Quinta Jurecic and Benjamin Wittes of the Lawfare blog wrote in The Atlantic about federal police in Portland. Their presence cannot be justified, they wrote.

Thousands of protesters turned out last night in Portland, peaceably rejecting the presence of armed federal agents in their city.

The men in camouflage apparently cone from the Border Patrol and ICE. The authors say they are not trained in crowd control, and a confrontation could easily escalate into violence. Kent State?

They write:

There will be time to sort out the legalities of the federal government’s actions. The attorney general of Oregon has filed suit against various federal agencies and officers involved in one arrest, arguing, “Ordinarily, a person … who is confronted by anonymous men in military-type fatigues and ordered into an unmarked van can reasonably assume that he is being kidnapped and is the victim of a crime.” The American Civil Liberties Union has also sued the Department of Homeland Security and the U.S. Marshals Service.

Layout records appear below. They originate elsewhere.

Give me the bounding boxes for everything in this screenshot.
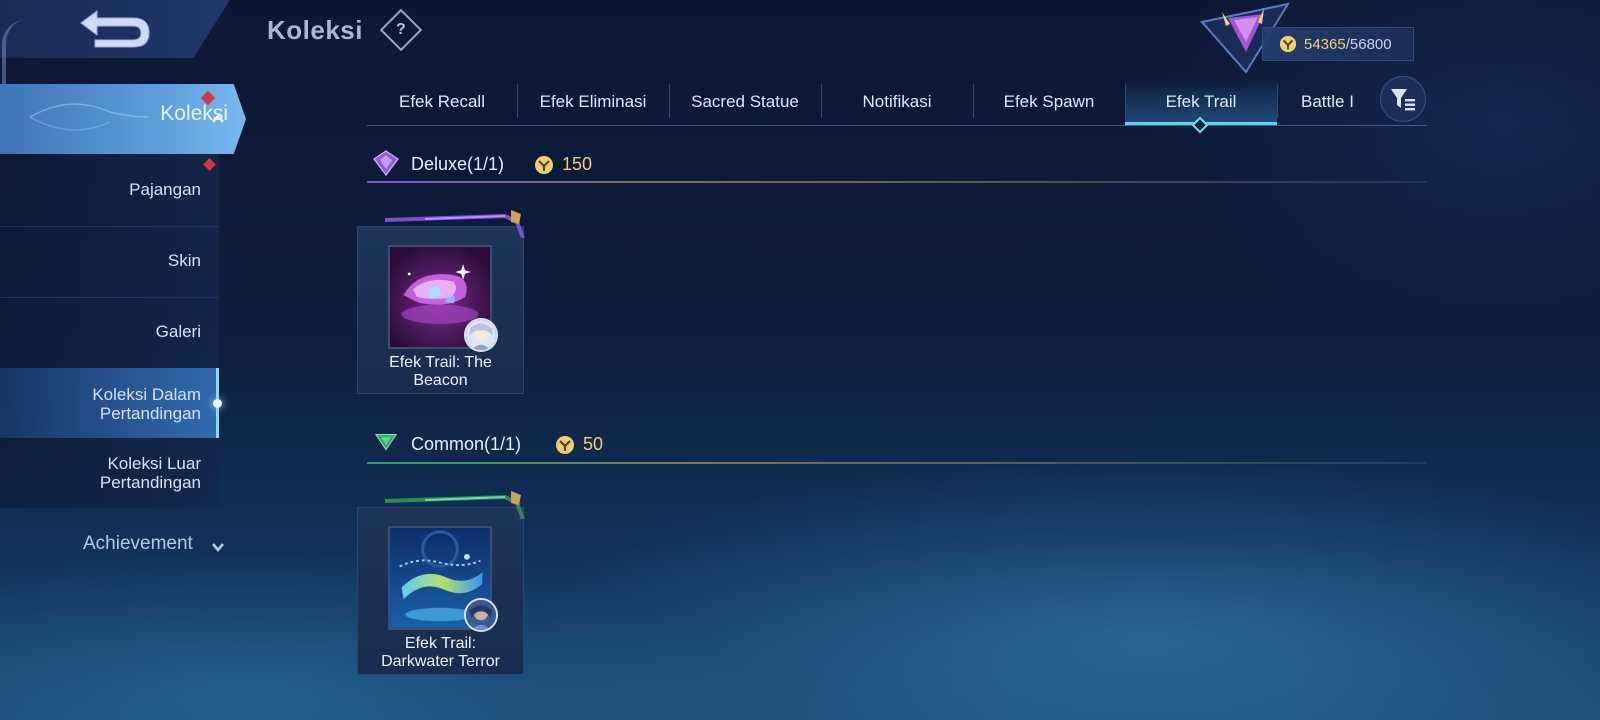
card-trim-deluxe xyxy=(385,210,525,238)
item-name-line1: Efek Trail: xyxy=(404,635,477,652)
sidebar-item-galeri[interactable]: Galeri xyxy=(0,322,219,341)
tab-bar: Efek Recall Efek Eliminasi Sacred Statue… xyxy=(367,78,1427,126)
currency-display: 54365/56800 xyxy=(1262,27,1414,61)
tab-battle[interactable]: Battle I xyxy=(1277,78,1365,125)
item-name: Efek Trail: Darkwater Terror xyxy=(357,635,524,671)
coin-icon xyxy=(556,436,574,454)
item-name-line1: Efek Trail: The xyxy=(389,354,492,371)
sidebar-item-label-line2: Pertandingan xyxy=(99,404,201,423)
section-title-deluxe: Deluxe(1/1) xyxy=(411,154,505,174)
chevron-up-icon xyxy=(212,113,224,123)
section-cost-deluxe: 150 xyxy=(562,154,593,174)
filter-icon xyxy=(1391,89,1415,111)
active-indicator-dot xyxy=(213,399,222,408)
sidebar-item-label-line1: Koleksi Luar xyxy=(107,454,201,473)
card-trim-common xyxy=(385,491,525,519)
sidebar-item-koleksi-luar-pertandingan[interactable]: Koleksi Luar Pertandingan xyxy=(0,454,219,492)
tab-notifikasi[interactable]: Notifikasi xyxy=(821,78,973,125)
back-button[interactable] xyxy=(0,0,230,58)
common-rarity-icon xyxy=(374,434,398,451)
currency-current: 54365 xyxy=(1304,35,1346,53)
help-icon[interactable]: ? xyxy=(379,8,423,52)
tab-efek-eliminasi[interactable]: Efek Eliminasi xyxy=(517,78,669,125)
sidebar-achievement[interactable]: Achievement xyxy=(83,533,193,555)
filter-button[interactable] xyxy=(1380,76,1426,122)
sidebar-item-skin[interactable]: Skin xyxy=(0,251,219,270)
currency-max: 56800 xyxy=(1349,35,1392,53)
sidebar-item-label: Koleksi Dalam Pertandingan xyxy=(0,385,219,423)
hero-avatar xyxy=(464,318,498,352)
coin-icon xyxy=(1279,35,1297,53)
coin-icon xyxy=(535,156,553,174)
tab-efek-recall[interactable]: Efek Recall xyxy=(367,78,517,125)
help-glyph: ? xyxy=(396,21,406,38)
tab-efek-spawn[interactable]: Efek Spawn xyxy=(973,78,1125,125)
tab-sacred-statue[interactable]: Sacred Statue xyxy=(669,78,821,125)
deluxe-rarity-icon xyxy=(373,150,399,176)
hero-avatar xyxy=(464,598,498,632)
sidebar-item-label-line2: Pertandingan xyxy=(99,473,201,492)
section-cost-common: 50 xyxy=(583,434,604,454)
section-title-common: Common(1/1) xyxy=(411,434,522,454)
item-name-line2: Beacon xyxy=(413,372,468,389)
sidebar-item-label-line1: Koleksi Dalam xyxy=(92,385,201,404)
sidebar-divider xyxy=(0,226,219,227)
sidebar-item-pajangan[interactable]: Pajangan xyxy=(0,180,219,199)
back-arrow-icon xyxy=(80,10,150,48)
page-title: Koleksi xyxy=(267,15,363,45)
item-name: Efek Trail: The Beacon xyxy=(357,354,524,390)
section-divider xyxy=(367,462,1427,464)
sidebar-divider xyxy=(0,297,219,298)
sidebar-main-label: Koleksi xyxy=(160,102,228,125)
chevron-down-icon xyxy=(212,543,224,553)
section-divider xyxy=(367,181,1427,183)
item-name-line2: Darkwater Terror xyxy=(381,653,500,670)
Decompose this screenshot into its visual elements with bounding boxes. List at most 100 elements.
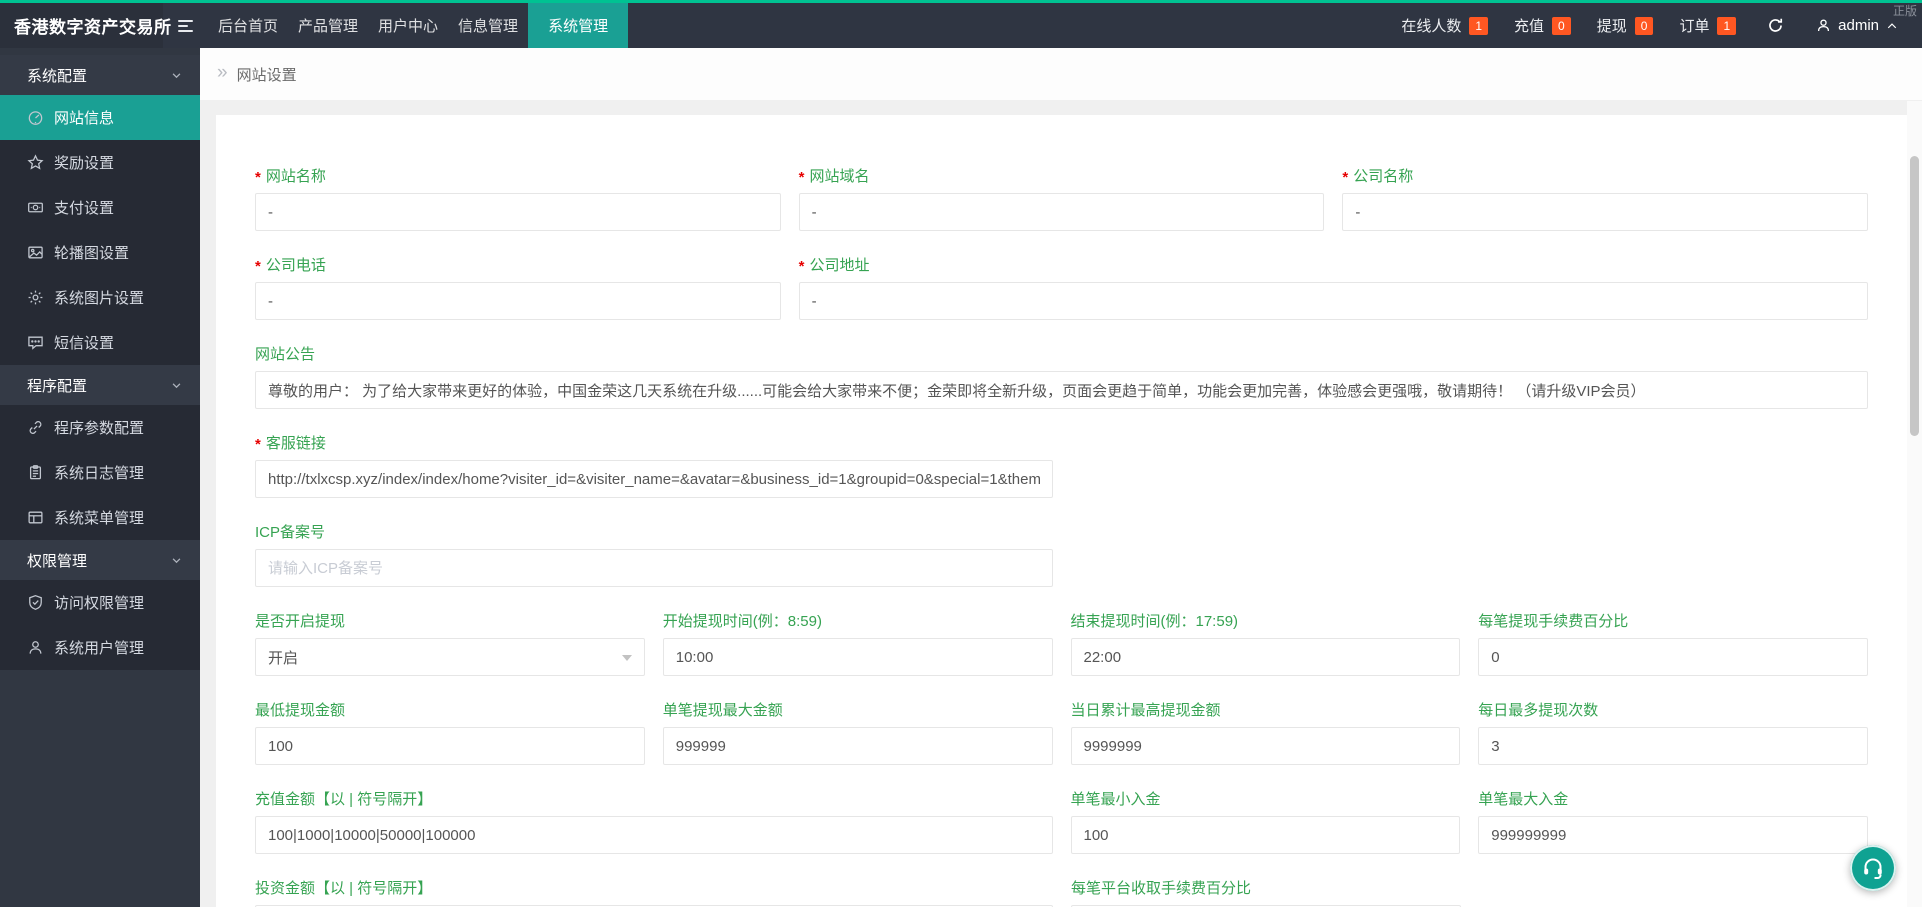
- sidebar-item-system-menus[interactable]: 系统菜单管理: [0, 495, 200, 540]
- sidebar-item-access-permissions[interactable]: 访问权限管理: [0, 580, 200, 625]
- company-phone-input[interactable]: [255, 282, 781, 320]
- sidebar-item-label: 系统日志管理: [54, 465, 145, 482]
- withdraw-start-time-input[interactable]: [662, 638, 1053, 676]
- scrollbar-thumb[interactable]: [1910, 156, 1919, 436]
- company-address-input[interactable]: [798, 282, 1868, 320]
- nav-item-2[interactable]: 产品管理: [288, 3, 368, 48]
- withdraw-enabled-select[interactable]: 开启: [255, 638, 645, 676]
- nav-item-5[interactable]: 系统管理: [528, 3, 629, 48]
- field-label-service-link: * 客服链接: [255, 432, 1053, 453]
- recharge-amounts-input[interactable]: [255, 816, 1053, 854]
- sidebar-item-site-info[interactable]: 网站信息: [0, 95, 200, 140]
- field-company-phone: * 公司电话: [255, 254, 781, 320]
- nav-item-1[interactable]: 后台首页: [208, 3, 288, 48]
- form-row: * 客服链接: [255, 432, 1868, 498]
- sidebar-item-label: 系统用户管理: [54, 640, 145, 657]
- genuine-watermark: 正版: [1892, 4, 1917, 18]
- sidebar-section-system-config[interactable]: 系统配置: [0, 55, 200, 95]
- stat-withdraw[interactable]: 提现 0: [1584, 3, 1667, 48]
- field-withdraw-fee-percent: 每笔提现手续费百分比: [1478, 610, 1868, 676]
- sms-icon: [27, 334, 44, 351]
- stat-online[interactable]: 在线人数 1: [1388, 3, 1501, 48]
- sidebar-item-label: 网站信息: [54, 110, 115, 127]
- label-text: 每笔提现手续费百分比: [1478, 612, 1629, 630]
- company-name-input[interactable]: [1342, 193, 1869, 231]
- menu-collapse-icon[interactable]: [163, 3, 208, 48]
- field-site-domain: * 网站域名: [798, 165, 1325, 231]
- sidebar-section-label: 系统配置: [27, 67, 88, 85]
- content-area: *网站名称*网站域名*公司名称*公司电话*公司地址网站公告*客服链接ICP备案号…: [200, 101, 1922, 907]
- withdraw-min-input[interactable]: [255, 727, 645, 765]
- sidebar-section-permission-management[interactable]: 权限管理: [0, 540, 200, 580]
- withdraw-daily-count-input[interactable]: [1478, 727, 1868, 765]
- sidebar-item-label: 系统菜单管理: [54, 510, 145, 527]
- scrollbar-track[interactable]: [1907, 101, 1922, 907]
- withdraw-daily-max-input[interactable]: [1070, 727, 1461, 765]
- shield-icon: [27, 594, 44, 611]
- field-label-site-name: * 网站名称: [255, 165, 781, 186]
- sidebar-item-sms-settings[interactable]: 短信设置: [0, 320, 200, 365]
- chevron-down-icon: [171, 555, 182, 566]
- nav-item-3[interactable]: 用户中心: [368, 3, 448, 48]
- label-text: 每日最多提现次数: [1478, 701, 1599, 719]
- form-row: ICP备案号: [255, 521, 1868, 587]
- sidebar-item-program-params[interactable]: 程序参数配置: [0, 405, 200, 450]
- sidebar-section-label: 权限管理: [27, 552, 88, 570]
- log-icon: [27, 464, 44, 481]
- field-label-withdraw-max-single: 单笔提现最大金额: [663, 699, 1053, 719]
- sidebar-item-system-image-settings[interactable]: 系统图片设置: [0, 275, 200, 320]
- stat-label-recharge: 充值: [1514, 18, 1545, 35]
- withdraw-max-single-input[interactable]: [662, 727, 1053, 765]
- field-label-company-address: * 公司地址: [799, 254, 1868, 275]
- label-text: 当日累计最高提现金额: [1070, 701, 1221, 719]
- label-text: 客服链接: [265, 434, 326, 452]
- header: 香港数字资产交易所 后台首页 产品管理 用户中心 信息管理 系统管理 在线人数 1 充值 0 提…: [0, 3, 1922, 48]
- deposit-min-input[interactable]: [1070, 816, 1461, 854]
- stat-recharge[interactable]: 充值 0: [1501, 3, 1584, 48]
- sidebar-item-payment-settings[interactable]: 支付设置: [0, 185, 200, 230]
- settings-form: *网站名称*网站域名*公司名称*公司电话*公司地址网站公告*客服链接ICP备案号…: [255, 165, 1869, 907]
- sidebar-section-program-config[interactable]: 程序配置: [0, 365, 200, 405]
- gear-icon: [27, 289, 44, 306]
- sidebar-item-system-logs[interactable]: 系统日志管理: [0, 450, 200, 495]
- headset-icon: [1861, 856, 1885, 880]
- stat-order[interactable]: 订单 1: [1666, 3, 1749, 48]
- deposit-max-input[interactable]: [1478, 816, 1868, 854]
- sidebar-item-reward-settings[interactable]: 奖励设置: [0, 140, 200, 185]
- refresh-icon: [1767, 17, 1784, 34]
- sidebar-item-system-users[interactable]: 系统用户管理: [0, 625, 200, 670]
- form-row: 是否开启提现开启开始提现时间(例：8:59)结束提现时间(例：17:59)每笔提…: [255, 610, 1868, 676]
- label-text: 公司名称: [1353, 167, 1414, 185]
- menu-icon: [27, 509, 44, 526]
- withdraw-fee-percent-input[interactable]: [1478, 638, 1868, 676]
- select-value: 开启: [268, 649, 299, 667]
- stat-badge-order: 1: [1717, 16, 1737, 35]
- refresh-button[interactable]: [1749, 3, 1802, 48]
- site-announcement-input[interactable]: [255, 371, 1868, 409]
- label-text: 充值金额【以 | 符号隔开】: [255, 790, 433, 808]
- link-icon: [27, 419, 44, 436]
- sidebar-item-label: 支付设置: [54, 200, 115, 217]
- sidebar-item-carousel-settings[interactable]: 轮播图设置: [0, 230, 200, 275]
- field-icp-number: ICP备案号: [255, 521, 1053, 587]
- field-invest-amounts: 投资金额【以 | 符号隔开】: [255, 877, 1053, 907]
- service-link-input[interactable]: [255, 460, 1053, 498]
- field-label-invest-amounts: 投资金额【以 | 符号隔开】: [255, 877, 1053, 897]
- icp-number-input[interactable]: [255, 549, 1053, 587]
- field-label-icp-number: ICP备案号: [255, 521, 1053, 541]
- customer-service-button[interactable]: [1850, 845, 1896, 891]
- site-domain-input[interactable]: [798, 193, 1325, 231]
- label-text: 单笔最大入金: [1478, 790, 1569, 808]
- label-text: 公司电话: [265, 256, 326, 274]
- field-label-site-domain: * 网站域名: [799, 165, 1325, 186]
- field-withdraw-daily-count: 每日最多提现次数: [1478, 699, 1868, 765]
- field-label-recharge-amounts: 充值金额【以 | 符号隔开】: [255, 788, 1053, 808]
- label-text: 公司地址: [809, 256, 870, 274]
- sidebar-menu: 系统配置网站信息奖励设置支付设置轮播图设置 系统图片设置 短信设置 程序配置 程序参数配…: [0, 48, 200, 907]
- breadcrumb-icon: »: [217, 62, 228, 83]
- form-row: *公司电话 *公司地址: [255, 254, 1868, 320]
- nav-item-4[interactable]: 信息管理: [448, 3, 528, 48]
- field-label-company-name: * 公司名称: [1342, 165, 1868, 186]
- site-name-input[interactable]: [255, 193, 781, 231]
- withdraw-end-time-input[interactable]: [1070, 638, 1461, 676]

The chairs of three House committees have requested an internal DHS investigation of the matter. Between these varied proceedings, the Trump administration will have to answer legal questions like whether it’s really okay for unidentified federal officers and agents to patrol streets, and whether an agency whose mission is to patrol the border is properly used without training for crowd control. The administration will also have to justify the propriety of the individual arrests both in any prosecutions of those detained and in any civil suits filed.

But let’s leave the legalities aside for now. Because whether the Trump administration has the technical legal authority to deploy this show of force in this particular matter does not answer the question of whether it should do so. The use of federal officers in this manner is corrosive of democratic culture, it makes for bad and ineffective law enforcement, and it’s likely physically dangerous both for the law-enforcement officers and for the protesters in question.

Meanwhile the thousands of peaceful protesters sitting in the streets of Portland, bracketed by a cordon of Moms wearing helmets, are prepared to stare down the federal police.

And Trump is ready to send similar armed contingents to Chicago, Philadelphia, Detroit, and New York, whose mayors have denounced his threat.

Most see it as a desperate attempt to revive his flagging poll numbers among white suburbanites. Some see it as unconstitutional and an act suggesting a fascist mindset.